I have an abstract data modelling question. I have the following 4 tables:
Programme - a programme is a building project. e.g. Eiffel Tower building project. Programme ID is the unique identifier.
Work Stream - A programme has many workstreams. There is a work stream for each of the different items involved when completing a building (electricity workstream, windows workstream, plumbing workstream etc.). Work Stream ID is the unique identifier
Task - A work stream has many tasks. TASK ID is the unique identifier. This table also has start and end dates.
Cost - This table has a date column, TASK ID and Cost. Task ID is not a unique identifier, because costs can be charged to the same Task ID over several days.
I have two options to model the data, I would prefer option 2. However, I've been told that this is bad design. Can somebody please help me understand why option 1 would be better than 2?

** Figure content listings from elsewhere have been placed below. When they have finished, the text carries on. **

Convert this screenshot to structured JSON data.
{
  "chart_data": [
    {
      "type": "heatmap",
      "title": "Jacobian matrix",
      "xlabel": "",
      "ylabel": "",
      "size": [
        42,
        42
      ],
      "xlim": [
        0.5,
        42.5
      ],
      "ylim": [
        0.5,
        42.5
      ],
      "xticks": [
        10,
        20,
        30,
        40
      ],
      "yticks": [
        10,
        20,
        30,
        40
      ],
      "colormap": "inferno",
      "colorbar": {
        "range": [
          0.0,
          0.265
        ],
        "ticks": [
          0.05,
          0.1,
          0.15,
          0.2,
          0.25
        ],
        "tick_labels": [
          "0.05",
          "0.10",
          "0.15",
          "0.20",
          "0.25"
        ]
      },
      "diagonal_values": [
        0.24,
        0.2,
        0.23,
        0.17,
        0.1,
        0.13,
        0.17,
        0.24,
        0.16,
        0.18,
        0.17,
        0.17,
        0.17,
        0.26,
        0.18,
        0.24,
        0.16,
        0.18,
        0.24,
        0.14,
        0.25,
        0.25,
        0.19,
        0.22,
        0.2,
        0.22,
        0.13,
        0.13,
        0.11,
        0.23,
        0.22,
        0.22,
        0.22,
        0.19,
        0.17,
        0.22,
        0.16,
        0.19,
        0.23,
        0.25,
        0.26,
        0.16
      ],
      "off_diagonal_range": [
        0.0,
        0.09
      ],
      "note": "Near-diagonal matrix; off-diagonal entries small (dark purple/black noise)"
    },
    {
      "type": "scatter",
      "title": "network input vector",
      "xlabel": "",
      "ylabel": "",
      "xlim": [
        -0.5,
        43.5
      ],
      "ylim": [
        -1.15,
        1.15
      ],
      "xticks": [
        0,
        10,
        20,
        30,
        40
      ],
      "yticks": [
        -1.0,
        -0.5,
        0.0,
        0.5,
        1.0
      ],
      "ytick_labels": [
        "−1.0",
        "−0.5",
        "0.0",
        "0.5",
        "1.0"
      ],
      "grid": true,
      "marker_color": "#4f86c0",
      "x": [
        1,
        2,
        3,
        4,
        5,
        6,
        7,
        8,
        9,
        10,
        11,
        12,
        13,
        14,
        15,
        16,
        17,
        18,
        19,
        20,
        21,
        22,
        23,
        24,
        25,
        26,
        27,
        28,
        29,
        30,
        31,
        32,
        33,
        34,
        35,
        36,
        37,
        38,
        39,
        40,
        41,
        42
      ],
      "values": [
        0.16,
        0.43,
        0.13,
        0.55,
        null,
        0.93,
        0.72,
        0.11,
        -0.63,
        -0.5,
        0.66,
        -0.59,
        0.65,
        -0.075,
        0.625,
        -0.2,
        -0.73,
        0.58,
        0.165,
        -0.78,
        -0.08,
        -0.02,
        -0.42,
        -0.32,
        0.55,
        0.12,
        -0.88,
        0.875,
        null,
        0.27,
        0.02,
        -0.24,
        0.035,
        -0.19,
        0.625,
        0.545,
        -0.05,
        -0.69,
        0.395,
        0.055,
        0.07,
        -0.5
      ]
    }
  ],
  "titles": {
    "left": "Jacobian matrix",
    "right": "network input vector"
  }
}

This is the Star (option 1) vs Snowflake (option 2) dimension question. Both approaches are common, and de-normalizing the model so the fact table has all the dimension keys instead of having to traverse multiple dimensions is a performance optimization.
This is true in Power BI too, where the Star schema may perform better. However there's a tradeoff, as Programme and Work Stream won't flow filter to Tasks in the star schema design.
So the more common design would be to flatten the Programme, Workstream and Task into a single table. Flattening them into a single dimension preserves the relationship between the Work Stream and the task so you can see all the Tasks under a single Workstream.
But both designs will work fine, and perform similarly for many scenarios.